Dr Rowan Williams called on pro and anti factions to join together to renew and re-energise the Anglican Communion worldwide, following the publication of the Lambeth Commission’s Windsor Report. The archbishop conceded however that there was no simple solution to the crisis.
The report, published today, called on those in the US Episcopal Church who took part in a "deeply offensive" consecration of a gay bishop to apologise for their actions or withdraw from the Anglican Communion.
The commission, headed by the Irish primate Robin Eames, also proposed in its 121-page report that the 38 national churches that constitute the communion should sign a resolution which called for the reassessment of the churches' "care for and attitude towards persons of homosexual orientation".
The commission is dealing with a deep split among Anglican national churches caused by the election of Gene Robinson as Bishop of New Hampshire last November and the decision of the western Canadian diocese of New Westminster to bless gay relationships.
In consecrating Bishop Robinson, the report said, the Episcopal bishops “caused deep offence to many faithful
Anglican Christians."
"[They] acted in the full knowledge that very many people in the Anglican Communion could neither recognise nor receive the ministry as a bishop in the church of God of a person in an openly acknowledged same-gender union."
The report called for the withdrawal from the communion of those who took part in the consecration if an apology was not forthcoming.
It also invited the Episcopal Church to call a moratorium on promoting any other person living in a same-gender union to the bishopric "until some new consensus in the Anglican Communion emerges."
"Pending such expression of regret, those who took part as consecrators of Gene Robinson should be invited to consider in all conscience whether they should withdraw themselves from representative functions in the Anglican Communion," the report said.
After the report was published, Dr Williams said: "I hope that everyone with the well being of our communion at heart will now take time to study the report and to pray and reflect upon its proposals which, as the Commission has made clear, offer neither easy nor simple solutions to real and demanding challenges.
"If we are serious about meeting those challenges, as I know we are, then we have to do all we can to continue to travel this road together."
The Windsor Report also went on to criticise the demonising of homosexuality. It said: "Any demonising of homosexual persons, or their ill-treatment, is totally against Christian charity and basic principles of pastoral care."
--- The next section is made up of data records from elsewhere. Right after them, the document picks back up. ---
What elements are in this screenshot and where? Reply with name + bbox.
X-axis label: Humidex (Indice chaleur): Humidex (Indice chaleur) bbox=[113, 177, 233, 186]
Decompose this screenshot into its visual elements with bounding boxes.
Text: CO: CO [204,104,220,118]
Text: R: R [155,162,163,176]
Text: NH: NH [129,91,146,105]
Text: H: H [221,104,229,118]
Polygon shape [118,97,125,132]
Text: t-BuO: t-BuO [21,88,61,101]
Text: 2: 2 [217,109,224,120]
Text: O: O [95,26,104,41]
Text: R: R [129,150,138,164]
Dr Eames, Archbishop of Armagh, said that the depth of feeling on all sides had led to "a degree of harshness and a lack of charity which is new to Anglicanism"
He insisted today's report was not a judgment but part of an ongoing process. "It is part of a pilgrimage towards healing and reconciliation," he said. The report envisioned a conclusion with a formal signing by the national primates at a religious service, but no date was set.
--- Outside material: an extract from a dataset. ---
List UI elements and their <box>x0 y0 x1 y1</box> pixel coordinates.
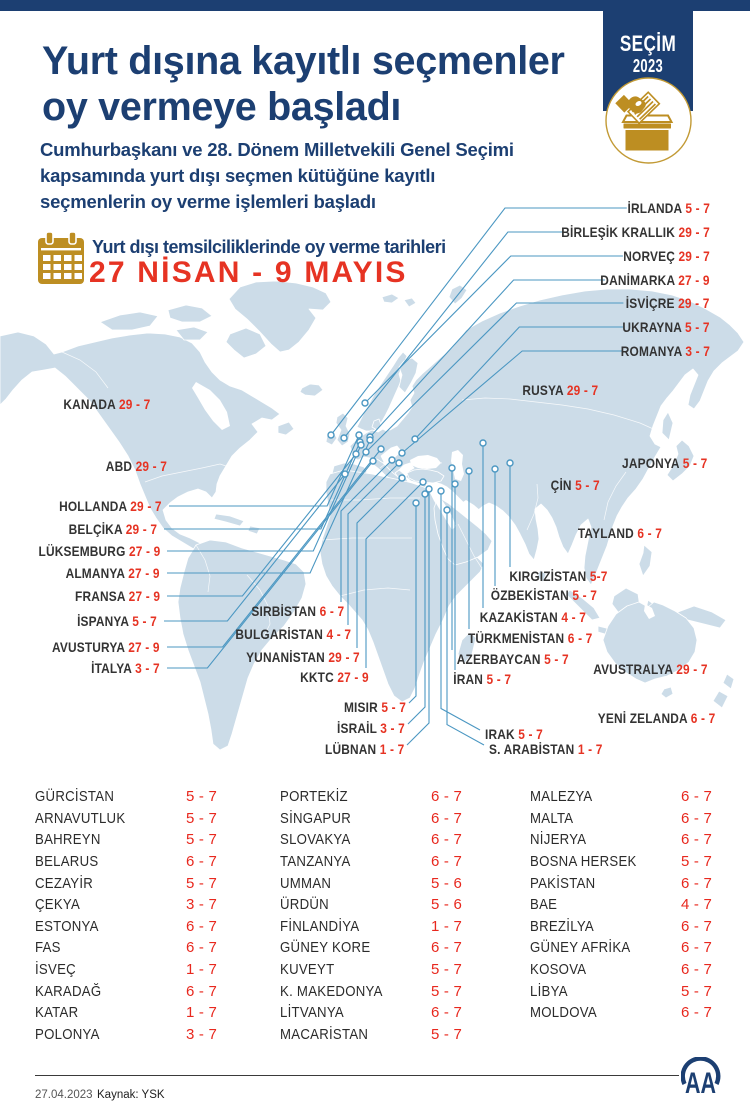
svg-text:AA: AA <box>685 1067 716 1099</box>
The report also called on conservative bishops who have threatened a breakaway faction to apologise and to affirm their desire to remain within the communion.
A coalition of conservative US Episcopalians affirmed on Saturday that it had split from the national church and formed four new congregations, in part because of last year's consecration.
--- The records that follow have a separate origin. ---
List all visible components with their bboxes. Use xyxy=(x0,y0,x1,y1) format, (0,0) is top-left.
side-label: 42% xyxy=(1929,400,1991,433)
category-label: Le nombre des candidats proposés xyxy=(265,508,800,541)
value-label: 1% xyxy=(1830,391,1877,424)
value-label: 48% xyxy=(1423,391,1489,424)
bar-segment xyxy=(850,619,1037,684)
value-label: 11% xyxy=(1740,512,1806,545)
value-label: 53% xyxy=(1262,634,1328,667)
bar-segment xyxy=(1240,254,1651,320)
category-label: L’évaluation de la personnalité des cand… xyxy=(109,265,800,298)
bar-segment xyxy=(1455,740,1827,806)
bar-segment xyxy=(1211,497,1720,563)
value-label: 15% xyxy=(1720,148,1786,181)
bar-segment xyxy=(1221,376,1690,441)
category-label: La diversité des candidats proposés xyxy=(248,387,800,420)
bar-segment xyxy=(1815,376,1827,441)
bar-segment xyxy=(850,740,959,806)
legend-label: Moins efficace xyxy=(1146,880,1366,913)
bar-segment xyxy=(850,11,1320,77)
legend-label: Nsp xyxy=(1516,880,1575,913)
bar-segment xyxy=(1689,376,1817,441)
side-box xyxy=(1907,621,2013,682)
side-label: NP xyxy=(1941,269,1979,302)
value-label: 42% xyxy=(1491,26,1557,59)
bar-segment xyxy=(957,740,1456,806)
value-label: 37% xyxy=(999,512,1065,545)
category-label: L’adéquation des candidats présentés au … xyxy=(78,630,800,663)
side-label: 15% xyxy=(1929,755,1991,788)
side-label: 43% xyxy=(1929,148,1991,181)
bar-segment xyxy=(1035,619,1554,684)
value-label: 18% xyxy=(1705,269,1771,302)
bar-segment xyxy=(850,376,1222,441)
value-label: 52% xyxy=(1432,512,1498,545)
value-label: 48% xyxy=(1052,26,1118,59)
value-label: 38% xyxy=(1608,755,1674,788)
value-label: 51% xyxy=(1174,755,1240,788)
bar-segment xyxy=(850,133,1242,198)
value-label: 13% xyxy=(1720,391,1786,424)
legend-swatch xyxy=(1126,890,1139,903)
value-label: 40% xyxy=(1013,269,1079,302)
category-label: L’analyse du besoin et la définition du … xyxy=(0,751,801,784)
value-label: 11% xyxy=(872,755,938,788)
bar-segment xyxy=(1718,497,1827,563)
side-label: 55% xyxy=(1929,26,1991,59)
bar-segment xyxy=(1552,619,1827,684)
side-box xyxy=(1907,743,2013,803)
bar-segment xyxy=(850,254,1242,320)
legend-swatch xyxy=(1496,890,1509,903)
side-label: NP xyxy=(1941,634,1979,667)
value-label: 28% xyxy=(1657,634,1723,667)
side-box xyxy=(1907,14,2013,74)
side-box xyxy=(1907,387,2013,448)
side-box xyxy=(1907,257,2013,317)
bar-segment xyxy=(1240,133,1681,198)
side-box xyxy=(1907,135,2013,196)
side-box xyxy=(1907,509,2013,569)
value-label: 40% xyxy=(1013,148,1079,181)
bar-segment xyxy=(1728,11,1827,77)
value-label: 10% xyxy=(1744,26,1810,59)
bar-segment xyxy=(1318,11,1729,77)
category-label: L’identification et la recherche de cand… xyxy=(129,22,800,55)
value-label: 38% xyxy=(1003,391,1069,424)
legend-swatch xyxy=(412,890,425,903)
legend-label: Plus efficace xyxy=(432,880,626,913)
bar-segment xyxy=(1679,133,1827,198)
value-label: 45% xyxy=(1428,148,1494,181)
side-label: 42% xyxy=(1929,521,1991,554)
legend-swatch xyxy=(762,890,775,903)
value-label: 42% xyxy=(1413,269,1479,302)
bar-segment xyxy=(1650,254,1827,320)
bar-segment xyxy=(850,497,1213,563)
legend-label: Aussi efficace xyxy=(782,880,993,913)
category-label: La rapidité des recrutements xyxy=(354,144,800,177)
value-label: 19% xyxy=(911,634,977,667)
Some conservative churches in Africa and elsewhere have refused to meet with Episcopal Church leaders, and the issue of homosexuality has threatened to undermine the long-term future of the 77-million strong worldwide communion, which has its roots in the Church of England.
Anglican conservatives are heavily in the majority. A 1998 conference of all Anglican bishops declared gay practices "incompatible with Scripture" and opposed gay ordinations and same-sex blessings in a 526-70 vote with 45 abstentions.